Chicago has many iconic buildings, but perhaps none as instantly recognizable as Bertrand Goldberg’s Marina City. Commissioned by the Building Service Employees International Union (colloquially known as Chicago’s Janitors’ Union), and occupying a three-acre site on the north bank of the Chicago River, this pioneering mixed-use complex consists of two cylindrical 65-story residential towers as well as a saddle-shaped auditorium, a midrise office building and an open plaza with a variety of services.
In their critically acclaimed Marina City: Bertrand Goldberg’s Urban Vision (Princeton Architectural Press, 2010), Igor Marjanović, assistant professor of architecture in the Sam Fox School of Design & Visual Arts, and Katerina Rüedi Ray, director and professor of the School of Art at Bowling Green State University, present the first book-length history — a “building biography” — of this architectural landmark.
“While this book focuses on a single building complex, it includes a broader discussion of the cultural and socio-economic contexts of architectural production — in line with Goldberg’s own passion for historical, economic, social and cultural knowledge,” the authors note in their introduction.
“Goldberg wrote about cities as cultural artifacts, blending a modernist sensibility for social action with traditional ideas of urbanism, humanism and public space,” they continue. “His ability to think across space and time was particularly evident in his integration of ideas from the European avant-garde and the U.S. market-driven building economy — a tempering of idealism with realism that led to Marina City.”

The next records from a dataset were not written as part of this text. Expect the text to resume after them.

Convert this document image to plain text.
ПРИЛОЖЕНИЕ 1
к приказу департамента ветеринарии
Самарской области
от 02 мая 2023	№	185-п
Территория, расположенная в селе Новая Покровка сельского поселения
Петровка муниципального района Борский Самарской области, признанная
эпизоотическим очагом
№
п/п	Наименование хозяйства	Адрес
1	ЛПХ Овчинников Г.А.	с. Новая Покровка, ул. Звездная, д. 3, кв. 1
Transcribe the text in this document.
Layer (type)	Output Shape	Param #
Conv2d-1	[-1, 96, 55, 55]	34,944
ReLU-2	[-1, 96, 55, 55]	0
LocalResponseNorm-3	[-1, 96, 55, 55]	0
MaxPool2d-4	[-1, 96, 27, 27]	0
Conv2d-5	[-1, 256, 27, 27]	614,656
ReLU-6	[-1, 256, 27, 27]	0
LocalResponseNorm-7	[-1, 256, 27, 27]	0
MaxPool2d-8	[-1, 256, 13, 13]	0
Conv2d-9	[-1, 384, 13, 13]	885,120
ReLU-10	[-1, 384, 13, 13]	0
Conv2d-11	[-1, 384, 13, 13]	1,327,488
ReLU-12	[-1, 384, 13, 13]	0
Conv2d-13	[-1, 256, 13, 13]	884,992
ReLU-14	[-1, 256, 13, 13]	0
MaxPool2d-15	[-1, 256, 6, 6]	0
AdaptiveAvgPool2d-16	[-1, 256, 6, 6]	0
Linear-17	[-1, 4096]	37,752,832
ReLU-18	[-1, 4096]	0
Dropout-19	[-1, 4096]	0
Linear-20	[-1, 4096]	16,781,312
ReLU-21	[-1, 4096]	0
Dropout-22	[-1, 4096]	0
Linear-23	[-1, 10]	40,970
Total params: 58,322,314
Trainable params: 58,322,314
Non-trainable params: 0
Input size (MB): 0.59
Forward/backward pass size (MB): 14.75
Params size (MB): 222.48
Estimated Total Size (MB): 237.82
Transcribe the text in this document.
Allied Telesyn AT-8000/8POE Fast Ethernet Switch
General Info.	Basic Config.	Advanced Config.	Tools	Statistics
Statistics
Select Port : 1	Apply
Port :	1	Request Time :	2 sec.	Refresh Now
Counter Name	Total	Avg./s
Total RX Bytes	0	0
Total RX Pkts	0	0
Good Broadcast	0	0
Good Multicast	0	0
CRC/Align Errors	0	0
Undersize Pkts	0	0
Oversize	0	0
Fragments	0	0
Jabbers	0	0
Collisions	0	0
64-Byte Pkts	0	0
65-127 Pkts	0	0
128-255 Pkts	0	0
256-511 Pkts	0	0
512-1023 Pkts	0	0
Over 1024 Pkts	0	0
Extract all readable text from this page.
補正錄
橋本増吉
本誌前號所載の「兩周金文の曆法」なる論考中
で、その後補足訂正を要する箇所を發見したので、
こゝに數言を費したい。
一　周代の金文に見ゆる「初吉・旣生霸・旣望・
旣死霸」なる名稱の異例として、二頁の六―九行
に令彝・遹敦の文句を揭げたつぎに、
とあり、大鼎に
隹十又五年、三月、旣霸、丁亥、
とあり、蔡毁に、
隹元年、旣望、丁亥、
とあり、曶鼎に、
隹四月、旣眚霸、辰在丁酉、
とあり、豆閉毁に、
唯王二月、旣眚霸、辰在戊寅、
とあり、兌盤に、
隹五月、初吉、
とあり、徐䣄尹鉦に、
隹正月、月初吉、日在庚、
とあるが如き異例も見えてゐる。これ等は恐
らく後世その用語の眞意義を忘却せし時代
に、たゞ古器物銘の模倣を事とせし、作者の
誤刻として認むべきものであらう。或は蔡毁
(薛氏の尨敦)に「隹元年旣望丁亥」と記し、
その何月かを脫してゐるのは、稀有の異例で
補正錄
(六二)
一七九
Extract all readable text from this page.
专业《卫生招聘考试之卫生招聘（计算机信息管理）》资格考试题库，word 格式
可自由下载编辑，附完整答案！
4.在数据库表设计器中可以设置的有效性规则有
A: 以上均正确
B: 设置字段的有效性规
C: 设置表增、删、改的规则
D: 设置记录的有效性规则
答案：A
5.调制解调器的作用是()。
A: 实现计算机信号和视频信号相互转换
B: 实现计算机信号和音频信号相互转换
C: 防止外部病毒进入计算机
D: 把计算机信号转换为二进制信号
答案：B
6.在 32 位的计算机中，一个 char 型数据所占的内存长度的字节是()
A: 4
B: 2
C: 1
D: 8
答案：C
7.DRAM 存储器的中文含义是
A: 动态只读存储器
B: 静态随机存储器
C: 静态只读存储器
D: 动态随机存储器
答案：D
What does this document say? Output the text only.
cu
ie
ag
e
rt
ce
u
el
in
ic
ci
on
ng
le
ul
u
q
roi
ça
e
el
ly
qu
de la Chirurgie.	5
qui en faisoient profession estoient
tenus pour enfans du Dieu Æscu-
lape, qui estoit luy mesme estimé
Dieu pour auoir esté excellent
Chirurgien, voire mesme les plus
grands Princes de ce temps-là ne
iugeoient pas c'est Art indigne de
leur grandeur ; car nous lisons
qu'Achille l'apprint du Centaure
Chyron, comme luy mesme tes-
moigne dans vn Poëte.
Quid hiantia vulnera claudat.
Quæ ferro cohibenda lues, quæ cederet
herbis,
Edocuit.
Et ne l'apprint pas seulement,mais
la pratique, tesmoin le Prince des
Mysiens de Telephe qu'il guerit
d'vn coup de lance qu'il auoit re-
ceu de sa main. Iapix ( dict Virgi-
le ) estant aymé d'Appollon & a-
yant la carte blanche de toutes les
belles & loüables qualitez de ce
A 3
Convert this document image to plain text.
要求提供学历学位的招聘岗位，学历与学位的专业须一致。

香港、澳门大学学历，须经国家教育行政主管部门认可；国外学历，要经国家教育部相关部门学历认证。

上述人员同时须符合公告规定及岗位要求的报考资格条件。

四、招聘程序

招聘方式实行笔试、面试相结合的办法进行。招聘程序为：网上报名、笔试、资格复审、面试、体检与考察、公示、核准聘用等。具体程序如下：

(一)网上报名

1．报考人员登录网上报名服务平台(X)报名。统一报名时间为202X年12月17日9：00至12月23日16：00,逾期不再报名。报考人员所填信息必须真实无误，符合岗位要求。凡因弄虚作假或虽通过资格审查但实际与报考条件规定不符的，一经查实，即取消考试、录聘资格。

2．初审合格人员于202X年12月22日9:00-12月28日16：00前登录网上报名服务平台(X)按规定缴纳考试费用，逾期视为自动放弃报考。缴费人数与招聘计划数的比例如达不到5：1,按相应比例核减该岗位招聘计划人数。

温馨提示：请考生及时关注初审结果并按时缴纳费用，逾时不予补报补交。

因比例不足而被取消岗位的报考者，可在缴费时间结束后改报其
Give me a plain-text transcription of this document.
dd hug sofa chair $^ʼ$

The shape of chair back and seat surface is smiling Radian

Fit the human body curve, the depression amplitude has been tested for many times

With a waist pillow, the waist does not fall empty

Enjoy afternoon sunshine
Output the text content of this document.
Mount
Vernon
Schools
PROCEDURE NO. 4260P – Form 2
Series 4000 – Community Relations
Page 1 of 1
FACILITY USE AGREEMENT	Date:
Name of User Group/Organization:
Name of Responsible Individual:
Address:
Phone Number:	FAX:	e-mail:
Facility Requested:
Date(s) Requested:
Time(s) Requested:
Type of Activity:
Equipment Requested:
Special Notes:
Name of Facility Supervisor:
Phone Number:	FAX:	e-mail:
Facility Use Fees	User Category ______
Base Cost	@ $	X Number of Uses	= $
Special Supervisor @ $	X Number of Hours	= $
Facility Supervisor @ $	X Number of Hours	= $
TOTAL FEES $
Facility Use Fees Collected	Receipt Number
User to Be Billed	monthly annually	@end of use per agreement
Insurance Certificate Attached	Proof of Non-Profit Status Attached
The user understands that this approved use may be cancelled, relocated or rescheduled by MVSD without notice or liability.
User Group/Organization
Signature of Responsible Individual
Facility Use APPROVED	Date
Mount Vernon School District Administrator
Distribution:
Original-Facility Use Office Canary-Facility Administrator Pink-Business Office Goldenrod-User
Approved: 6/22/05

Built between 1960 and 1967, a time when many Chicagoans were fleeing to the suburbs, the project represented an ambitious attempt at urban revitalization — an attempt to create what Goldberg called “a city within a city.”
As the architect’s meticulously designed brochures detail, Marina City promised a virtually self-contained world, encompassing vast residential and commercial spaces as well as a boat marina, theater, restaurant, bowling alley, health club, ice-skating rink, grocery store, bank and other amenities. By the time of its opening, more than 2,500 applications had been submitted to rent 896 apartments.
Drawing on previously unpublished drawings, photographs and documents, Marjanović and Ray chart not only Goldberg’s architectural achievements, but also the ingenious marketing campaign and complex network of political partnerships necessary to realize what was, at the time, the largest real estate development in the Midwest.
Indeed, they argue, Marina City was ultimately the result of the combined efforts of Goldberg and two primary collaborators: William McFetridge, president of the Janitors’ Union, which largely financed the project from its pension funds; and Charles Swibel, a successful realtor who would later chair the Chicago Housing Authority. The project also engaged Mayor Richard J. Daley and President John F. Kennedy, who addressed the attendees of Marina City’s groundbreaking ceremony, hoping that it would spark a national trend of urban living.
“Even as we contextualize Marina City, we regularly return our focus to the role of the architect and his relationship to the project partners and their priorities,” Marjanović and Ray explain. Though Goldberg remains the book’s central figure, “we were also well aware of the problematic tendency of modern architectural history to elevate the architect as a hero transforming the built environment; we therefore emphasize Goldberg as part of a complex team of professional and political actors.
“Marina City introduced new ideas about form, structure, living and working, relying on innovative urban, political, financial, construction and marketing strategies to do so,” Marjanović and Ray continue. “It was a ‘house that janitors built’ – a true merger of formal and social ideals that are associated with what is often loosely called mid-century modernism.
“By examining the complex in this light we hope to illuminate broader architectural themes that speak to architecture’s potential as an agent of urban and social change.”
In the case of Marina City, the architect worked closely with his partners to reverse the exodus into the suburbs and to rally the political and public support for their vision. “They sensed or they knew or they hoped that this complex would actually change the city,” Marjanović said in a recent interview with the PBS Newshour. “In many ways it foreshadowed the later renaissance of Chicago’s downtown and the urban renewal that followed and is still continuing.”
Indeed, some testament to the longevity of Goldberg’s vision can be found in the critical and popular reception the new book has received. In addition to numerous reviews, Marjanović and Ray recently spoke to packed houses during a pair of Chicago book-launch presentations, hosted respectively by the Graham Foundation for Advanced Studies in the Fine Arts and the Chicago Architecture Foundation.
“While the lessons of Marina City have been well tested in Chicago, the complex was meant to provide a national precedent for an urban version of American dream,” Marjanović concludes. “It’s a vision that is gaining a new momentum as we increasingly embrace environmental sustainability, a principle that is deeply embedded in Marina City’s high density, energy efficiency and social responsibility.”